Abstract

The structural changes of bovine serum albumin (BSA) and hen egg white lysozyme (HEL) upon their adsorption onto the surface or their embedding into the interior of poly(allylamine hydrochloride)-(poly(styrenesulfonate) (PAH-PSS) multilayer architectures were investigated by attenuated total reflection Fourier transform infrared (ATR-FTIR) spectroscopy. The presence of the polyelectrolytes seems, as previously observed for fibrinogen (J. Phys. Chem. B 2001, 105, 11906-11916), to prevent intermolecular interactions and, thus, protein aggregation at ambient temperature. The secondary structure of the proteins was somewhat altered upon adsorption onto the polyelectrolyte multilayers. The structural changes were larger when the charges of the multilayer outer layer and the protein were opposing.
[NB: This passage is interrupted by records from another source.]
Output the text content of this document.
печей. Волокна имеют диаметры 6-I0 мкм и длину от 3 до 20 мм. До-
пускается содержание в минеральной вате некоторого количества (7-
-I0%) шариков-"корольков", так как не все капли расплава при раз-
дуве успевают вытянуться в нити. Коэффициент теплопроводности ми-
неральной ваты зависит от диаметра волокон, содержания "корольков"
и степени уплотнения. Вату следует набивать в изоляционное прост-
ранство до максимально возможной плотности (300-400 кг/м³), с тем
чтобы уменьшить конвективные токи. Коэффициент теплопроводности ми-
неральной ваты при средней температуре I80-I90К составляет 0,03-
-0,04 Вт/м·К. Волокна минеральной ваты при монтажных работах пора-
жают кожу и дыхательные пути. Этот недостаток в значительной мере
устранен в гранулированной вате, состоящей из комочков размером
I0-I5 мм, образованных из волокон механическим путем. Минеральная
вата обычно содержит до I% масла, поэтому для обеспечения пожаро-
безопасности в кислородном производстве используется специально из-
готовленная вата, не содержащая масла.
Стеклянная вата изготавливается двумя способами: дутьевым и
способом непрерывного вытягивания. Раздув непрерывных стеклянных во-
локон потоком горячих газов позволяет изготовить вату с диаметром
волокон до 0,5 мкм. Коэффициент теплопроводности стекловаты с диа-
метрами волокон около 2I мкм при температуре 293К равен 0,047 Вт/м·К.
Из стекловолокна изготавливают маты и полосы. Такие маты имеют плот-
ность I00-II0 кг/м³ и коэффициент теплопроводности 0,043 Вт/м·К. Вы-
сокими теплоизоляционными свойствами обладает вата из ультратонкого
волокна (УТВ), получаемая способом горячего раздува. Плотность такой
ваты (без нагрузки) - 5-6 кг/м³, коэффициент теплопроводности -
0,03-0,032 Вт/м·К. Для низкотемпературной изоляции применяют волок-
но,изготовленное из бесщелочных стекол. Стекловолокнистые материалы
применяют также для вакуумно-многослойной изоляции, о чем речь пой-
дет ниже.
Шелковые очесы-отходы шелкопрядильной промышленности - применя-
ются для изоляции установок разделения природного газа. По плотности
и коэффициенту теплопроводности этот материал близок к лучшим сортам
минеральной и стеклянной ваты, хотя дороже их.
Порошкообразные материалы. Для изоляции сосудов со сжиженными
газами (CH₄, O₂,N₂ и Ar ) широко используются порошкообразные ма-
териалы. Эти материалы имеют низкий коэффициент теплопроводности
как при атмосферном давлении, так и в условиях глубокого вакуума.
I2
The adsorption of further polyelectrolyte layers onto protein-terminated architectures (i.e., embedding the proteins into a polyelectrolyte multilayer) did not cause considerable further changes in their secondary structures. The capacity of the polyelectrolyte architectures to delay the formation of intermolecular beta-sheets upon increasing temperatures was not uniform for the studied proteins. PSS in contact with HEL could largely prevent the heat-induced aggregation of HEL. In contrast, PAH had hardly any effect on the aggregation of BSA. The differences are explained on the basis of protein-polyelectrolyte interactions, affected mostly by the nature and the strength of the ionic interactions between the polyelectrolyte-protein contact surfaces.